BRIAN ROBINSON: Being the bike guy here at MotorWeek, I’m often asked ‘what’s a good first bike?’ for people looking to get into riding. Well most aren’t too happy when I tell them to find a 15-20 year old Honda Nighthawk, they’re looking for something a little flashier, something that looks cool, like this Honda CBR250R.

 This new baby CBR would indeed make a great first motorcycle for anyone. But, in actuality, like many recent compact car entries we’ve been testing here at MotorWeek, the 250R was probably designed with an eye more towards the rapidly growing Chinese market than ours. But that’s just fine, as all-new entry level bikes are few and far between, with most consisting of a lot of trickle down parts from larger bikes, or repurposed dirt bike parts, but the CBR250R is indeed all new.

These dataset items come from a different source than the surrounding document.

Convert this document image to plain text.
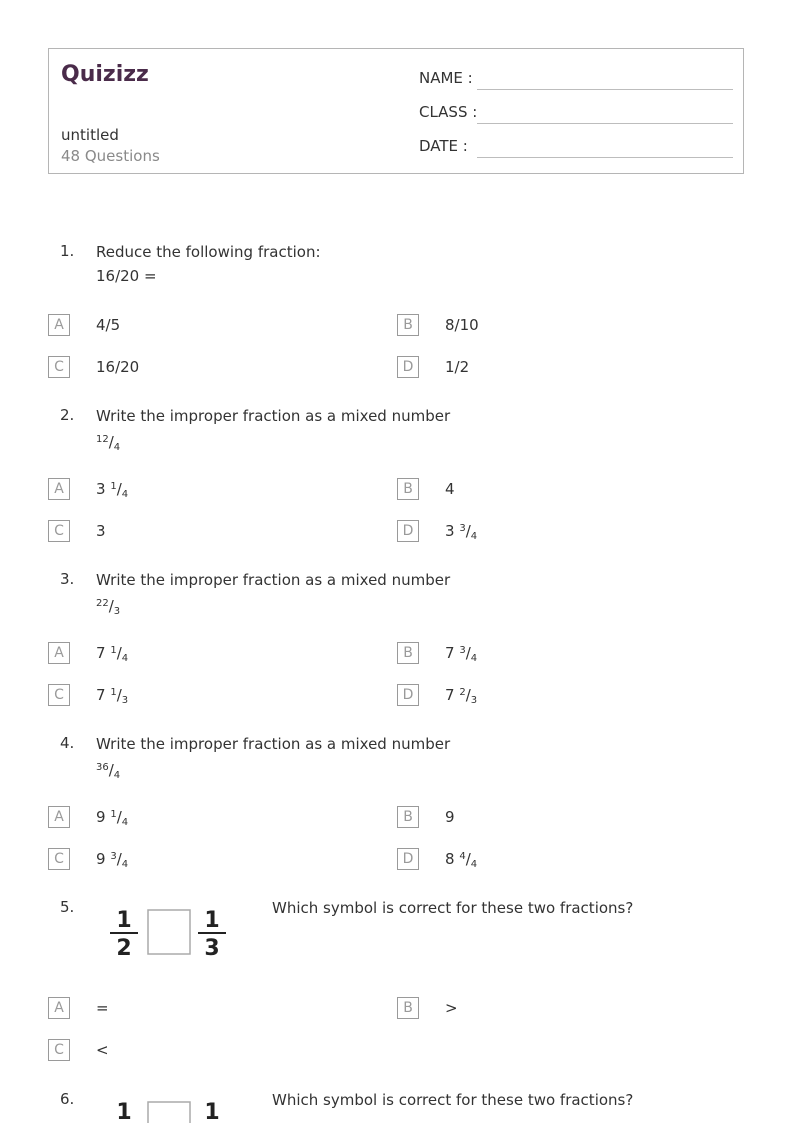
Quizizz
untitled
48 Questions
NAME :
CLASS :
DATE :
1. Reduce the following fraction:
16/20 =
A	4/5	B	8/10
C	16/20	D	1/2
2. Write the improper fraction as a mixed number
$^{12}/_4$
A	3 $^1/_4$	B	4
C	3	D	3 $^3/_4$
3. Write the improper fraction as a mixed number
$^{22}/_3$
A	7 $^1/_4$	B	7 $^3/_4$
C	7 $^1/_3$	D	7 $^2/_3$
4. Write the improper fraction as a mixed number
$^{36}/_4$
A	9 $^1/_4$	B	9
C	9 $^3/_4$	D	8 $^4/_4$
5.	Which symbol is correct for these two fractions?
1
2
1
3
A	=	B	>
C	<
6.	Which symbol is correct for these two fractions?
1	1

And that includes the engine, which is a DOHC, water-cooled, 249cc, single. It’s also fuel injected which believe it or not, is still relatively unique in the beginner bike ranks, and has an internal counter-balancer that makes it surprisingly smooth for a single. Being a 250, obviously power is slight, but this little thumper does have a decent mid-range, so you don’t have to fully wring it out to the 10,500 RPM red-line between every shift. Spot-on fuel injection helps as well. 

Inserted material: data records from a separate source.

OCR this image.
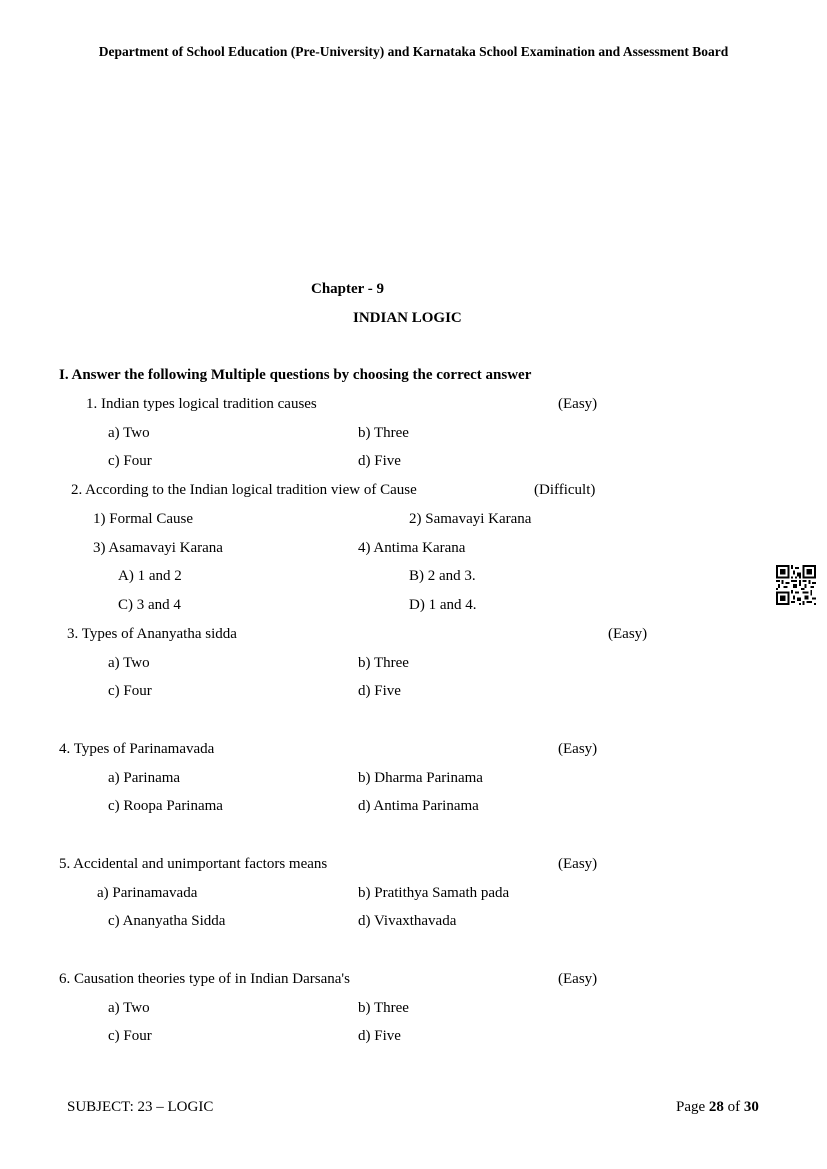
Department of School Education (Pre-University) and Karnataka School Examination and Assessment Board
Chapter - 9
INDIAN LOGIC
I. Answer the following Multiple questions by choosing the correct answer
1. Indian types logical tradition causes	(Easy)
a) Two	b) Three
c) Four	d) Five
2. According to the Indian logical tradition view of Cause	(Difficult)
1) Formal Cause	2) Samavayi Karana
3) Asamavayi Karana	4) Antima Karana
A) 1 and 2	B) 2 and 3.
C) 3 and 4	D) 1 and 4.
3. Types of Ananyatha sidda	(Easy)
a) Two	b) Three
c) Four	d) Five
4. Types of Parinamavada	(Easy)
a) Parinama	b) Dharma Parinama
c) Roopa Parinama	d) Antima Parinama
5. Accidental and unimportant factors means	(Easy)
a) Parinamavada	b) Pratithya Samath pada
c) Ananyatha Sidda	d) Vivaxthavada
6. Causation theories type of in Indian Darsana's	(Easy)
a) Two	b) Three
c) Four	d) Five
SUBJECT: 23 – LOGIC	Page 28 of 30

With its full fairing and large silver muffler cover, it definitely gets points for style. Our test bike’s red, white, blue, and gold paint scheme makes the 250R look like it was designed for a superhero; and new riders will undoubtedly feel like one as the 250R is super easy to ride. Old-school cable clutch action is very light, gears of the 6-speed click through perfectly and weight comes in at only 366 pounds when you opt for Honda’s Combined ABS. My feeling on ABS is, while obviously a great safety feature for a new rider, learning how to deal with front or rear wheel lock-up is an essential component to riding a motorcycle safely. So, just keep that in mind. 

The seat is as comfortable as any standard, though your passenger might feel otherwise; and riding position sporty, but not intimidatingly so, as foot pegs are not mounted too high. Mirrors are sizeable and steady, great for new riders, while gauges feature a nice, big tach and digital speedometer. There’s also a small digital fuel gauge, but no gear indicator which will be a drawback for rookies. All switchgear and body components have the usual Honda quality feel. The 250R would also make a great commuter, as it runs just fine on Regular gas, and you can get 65 miles per gallon without even trying too hard. 

Pricing, at just 46-hundred dollars is also great, as most people think it looks like a sport-bike that costs twice as much. That’s cheaper than a lot of scooters. Skip the ABS, and you can knock 500 bucks off that price.

Obviously a 250cc, entry-level sport-bike will not appeal to everyone, but if you’re looking to get a fast start to your motorcycle riding future, the 2012 Honda CBR250R is a fine choice.